I ricercatori di KAUST hanno sviluppato rivestimenti che possono essere utilizzati per pulire le membrane di desalinizzazione. I rivestimenti non tossici possono fornire un'alternativa più sicura ed efficace alle sostanze chimiche nocive nei sistemi di osmosi inversa utilizzati per la desalinizzazione dell'acqua di mare.
Il processo di desalinizzazione dell'osmosi inversa utilizza la pressione per filtrare l'acqua di mare attraverso una membrana semi-permeabile per produrre acqua potabile fresca. Sebbene questa tecnologia sia più efficiente dal punto di vista energetico rispetto ad altri metodi di desalinizzazione, le sue prestazioni possono essere ostacolate dalla crescita di batteri e altri microrganismi sulla superficie della membrana.
La Dott.ssa Maria Fernanda Nava Ocampo ha dichiarato: "Questo biofilm forma uno strato che non consente all'acqua di passare facilmente", ha affermato Johannes Vrouwenvelder. "Uno dei maggiori problemi con tutti gli attuali metodi di controllo del biofouling è che non possono rimuovere completamente il biofilm dal sistema a membrana, con conseguente incrostazione permanente. Ciò porterà a un aumento del consumo energetico e allo scarico di sostanze chimiche di controllo in mare.
Sebbene altri rivestimenti siano solitamente fatti di sostanze chimiche nocive, il nuovo rivestimento in polielettrolita evita la necessità di attaccare collegamenti tossici alla membrana. Può anche essere tranquillamente lavato fuori dal sistema con acqua salata e un maggiore flusso, in modo che non ci sia biofilm sulla superficie della membrana.
Nava-Ocampo ha dichiarato: "Il vantaggio del nostro rivestimento è che aderisce alla superficie attraverso l'interazione elettrostatica, quindi non dobbiamo usare sostanze chimiche". "Possiamo anche rivestire il film senza pretrattarlo. Il film rimane Nel sistema, abbiamo solo bisogno di passare il rivestimento attraverso la stessa corrente utilizzata per la desalinizzazione.

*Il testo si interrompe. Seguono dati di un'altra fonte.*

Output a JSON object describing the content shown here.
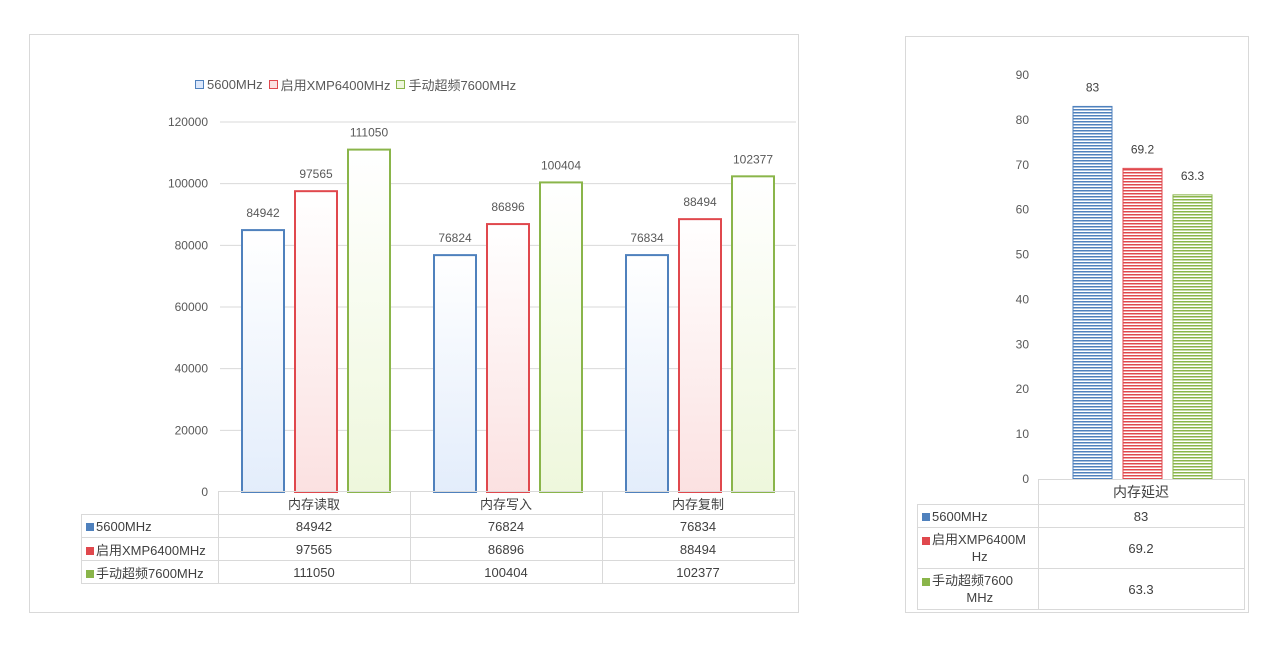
{
  "colors": {
    "s1": "#4f81bd",
    "s2": "#e0484d",
    "s3": "#8ab54a",
    "s1_light": "#e3edfb",
    "s2_light": "#fbe1e1",
    "s3_light": "#eef7dc",
    "grid": "#d9d9d9",
    "text": "#595959"
  },
  "chart_data": [
    {
      "type": "bar",
      "categories": [
        "内存读取",
        "内存写入",
        "内存复制"
      ],
      "series": [
        {
          "name": "5600MHz",
          "values": [
            84942,
            76824,
            76834
          ]
        },
        {
          "name": "启用XMP6400MHz",
          "values": [
            97565,
            86896,
            88494
          ]
        },
        {
          "name": "手动超频7600MHz",
          "values": [
            111050,
            100404,
            102377
          ]
        }
      ],
      "yticks": [
        "0",
        "20000",
        "40000",
        "60000",
        "80000",
        "100000",
        "120000"
      ],
      "ylim": [
        0,
        120000
      ],
      "legend": "top",
      "grid": true,
      "data_table": true
    },
    {
      "type": "bar",
      "categories": [
        "内存延迟"
      ],
      "series": [
        {
          "name": "5600MHz",
          "values": [
            83
          ]
        },
        {
          "name": "启用XMP6400MHz",
          "values": [
            69.2
          ]
        },
        {
          "name": "手动超频7600MHz",
          "values": [
            63.3
          ]
        }
      ],
      "yticks": [
        "0",
        "10",
        "20",
        "30",
        "40",
        "50",
        "60",
        "70",
        "80",
        "90"
      ],
      "ylim": [
        0,
        90
      ],
      "grid": false,
      "data_table": true
    }
  ],
  "left_table": {
    "rows": [
      {
        "label": "5600MHz",
        "cells": [
          "84942",
          "76824",
          "76834"
        ]
      },
      {
        "label": "启用XMP6400MHz",
        "cells": [
          "97565",
          "86896",
          "88494"
        ]
      },
      {
        "label": "手动超频7600MHz",
        "cells": [
          "111050",
          "100404",
          "102377"
        ]
      }
    ]
  },
  "right_table": {
    "header": "内存延迟",
    "rows": [
      {
        "label_line1": "5600MHz",
        "label_line2": "",
        "cell": "83"
      },
      {
        "label_line1": "启用XMP6400M",
        "label_line2": "Hz",
        "cell": "69.2"
      },
      {
        "label_line1": "手动超频7600",
        "label_line2": "MHz",
        "cell": "63.3"
      }
    ]
  }
}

Il team ha testato il rivestimento che hanno creato utilizzando un simulatore di incrostazioni a membrana, un piccolo dispositivo che simula le condizioni in un impianto di desalinizzazione dell'osmosi inversa. Hanno fatto circolare il rivestimento cinque volte nel sistema per formare uno strato sulla superficie della membrana e hanno aggiunto nutrienti biodegradabili per promuovere la crescita del biofilm.
Dopo 8 giorni, i ricercatori hanno lavato il sistema con una soluzione ad alto flusso e ad alto sale per 24 ore per rimuovere il rivestimento. Il team ha confrontato le prestazioni del film rivestito con il controllo non rivestito.
Utilizzando un microscopio elettronico a trasmissione, i ricercatori hanno scoperto che il rivestimento è rimasto stabile nell'acqua salata, rendendolo adatto alla desalinizzazione. Aumentando l'intensità del flusso d'acqua e la salinità dell'acqua, il team è stato in grado di rimuovere con successo il rivestimento e il biofilm attaccato dalla membrana.
Dopo questo processo di pulizia, il flusso di liquido attraverso la membrana rivestita è stato il doppio di quello del controllo non rivestito.
"Ciò dimostra che la nostra tecnologia ha un migliore potenziale di pulizia", ha affermato Nava-Ocampo. "Il prossimo passo è renderlo più efficace e duraturo su scala più ampia."